Eigendom van inhoud toewijzen bij het migreren van inhoud

Wanneer u inhoud migreert voor implementaties, moet u het inhoudsobject toewijzen aan een site in de doelhiërarchie. Deze site wordt vervolgens de eigenaar van die inhoud in de doelhiërarchie. Hoewel de site op het hoogste niveau van uw doelhiërarchie de site is die de metagegevens voor inhoud migreert, is het de toegewezen site die de oorspronkelijke bronbestanden gebruikt voor de inhoud in het netwerk.

Als u de netwerkbandbreedte wilt minimaliseren die wordt gebruikt bij het migreren van inhoud, kunt u overwegen om het eigendom van inhoud over te dragen aan een site in de doelhiërarchie die zich in de buurt van het netwerk bevindt bij de locatie van de inhoud in de bronhiërarchie. Omdat informatie over de inhoud in de doelhiërarchie wereldwijd wordt gedeeld, is deze beschikbaar op elke site.
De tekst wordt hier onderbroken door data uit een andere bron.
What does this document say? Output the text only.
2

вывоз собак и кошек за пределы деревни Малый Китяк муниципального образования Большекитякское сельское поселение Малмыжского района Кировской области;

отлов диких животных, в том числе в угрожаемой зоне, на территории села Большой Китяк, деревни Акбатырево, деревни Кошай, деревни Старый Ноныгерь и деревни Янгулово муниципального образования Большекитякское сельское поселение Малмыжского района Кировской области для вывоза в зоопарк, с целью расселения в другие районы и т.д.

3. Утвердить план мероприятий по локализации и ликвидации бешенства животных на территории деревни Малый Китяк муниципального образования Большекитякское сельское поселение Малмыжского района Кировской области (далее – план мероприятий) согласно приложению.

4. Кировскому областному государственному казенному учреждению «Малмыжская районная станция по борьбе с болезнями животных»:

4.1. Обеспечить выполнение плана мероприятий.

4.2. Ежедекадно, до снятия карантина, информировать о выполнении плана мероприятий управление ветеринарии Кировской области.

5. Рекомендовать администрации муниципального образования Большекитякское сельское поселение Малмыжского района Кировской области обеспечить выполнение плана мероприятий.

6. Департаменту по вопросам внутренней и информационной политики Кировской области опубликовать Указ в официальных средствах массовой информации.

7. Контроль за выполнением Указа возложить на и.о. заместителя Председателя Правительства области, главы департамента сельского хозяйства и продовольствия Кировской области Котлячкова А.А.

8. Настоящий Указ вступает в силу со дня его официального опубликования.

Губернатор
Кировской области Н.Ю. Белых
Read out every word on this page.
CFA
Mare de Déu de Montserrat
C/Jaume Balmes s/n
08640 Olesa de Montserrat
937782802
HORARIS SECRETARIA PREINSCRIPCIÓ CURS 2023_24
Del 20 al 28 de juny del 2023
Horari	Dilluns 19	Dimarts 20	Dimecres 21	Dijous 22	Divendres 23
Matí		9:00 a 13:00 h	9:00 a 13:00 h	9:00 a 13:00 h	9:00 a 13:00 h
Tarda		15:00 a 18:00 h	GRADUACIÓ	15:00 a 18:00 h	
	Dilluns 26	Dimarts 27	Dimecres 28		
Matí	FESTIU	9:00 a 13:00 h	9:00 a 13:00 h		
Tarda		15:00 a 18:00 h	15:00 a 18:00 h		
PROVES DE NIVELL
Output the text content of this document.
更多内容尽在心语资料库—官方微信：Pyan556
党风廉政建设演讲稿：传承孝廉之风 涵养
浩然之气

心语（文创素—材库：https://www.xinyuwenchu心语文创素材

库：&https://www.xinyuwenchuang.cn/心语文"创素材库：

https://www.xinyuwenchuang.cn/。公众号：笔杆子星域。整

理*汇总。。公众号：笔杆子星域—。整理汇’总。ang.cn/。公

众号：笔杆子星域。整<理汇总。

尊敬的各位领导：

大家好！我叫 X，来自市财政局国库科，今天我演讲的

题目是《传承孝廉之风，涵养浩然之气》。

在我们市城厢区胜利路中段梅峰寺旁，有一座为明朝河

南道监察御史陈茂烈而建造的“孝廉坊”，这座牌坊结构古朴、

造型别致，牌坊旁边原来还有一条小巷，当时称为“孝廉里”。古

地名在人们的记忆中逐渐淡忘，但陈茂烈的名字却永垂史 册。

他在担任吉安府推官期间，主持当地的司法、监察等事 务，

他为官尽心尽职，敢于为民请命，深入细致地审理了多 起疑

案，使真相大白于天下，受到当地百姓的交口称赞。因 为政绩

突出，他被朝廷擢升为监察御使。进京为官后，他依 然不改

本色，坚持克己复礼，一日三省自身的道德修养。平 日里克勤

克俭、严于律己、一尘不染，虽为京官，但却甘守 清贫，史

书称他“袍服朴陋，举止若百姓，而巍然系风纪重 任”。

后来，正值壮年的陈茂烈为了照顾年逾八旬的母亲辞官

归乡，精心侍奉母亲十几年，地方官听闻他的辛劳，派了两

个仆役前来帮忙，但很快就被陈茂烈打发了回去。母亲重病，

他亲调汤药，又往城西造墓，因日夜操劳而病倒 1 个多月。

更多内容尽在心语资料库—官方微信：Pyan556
Hoewel informatie over inhoud wordt gedeeld met alle sites met behulp van databasereplicatie, wordt inhoud die u toewijst aan een primaire site en vervolgens implementeert op distributiepunten op andere primaire sites, overgedragen via replicatie op basis van bestanden. Deze overdracht wordt gerouteerd via de centrale beheersite en vervolgens naar de extra primaire site. U kunt gegevensoverdracht tussen netwerken met lage bandbreedte verminderen door pakketten te centraliseren die u naar meerdere primaire sites wilt distribueren voor of tijdens de migratie wanneer u een site toewijst als de eigenaar van de inhoud.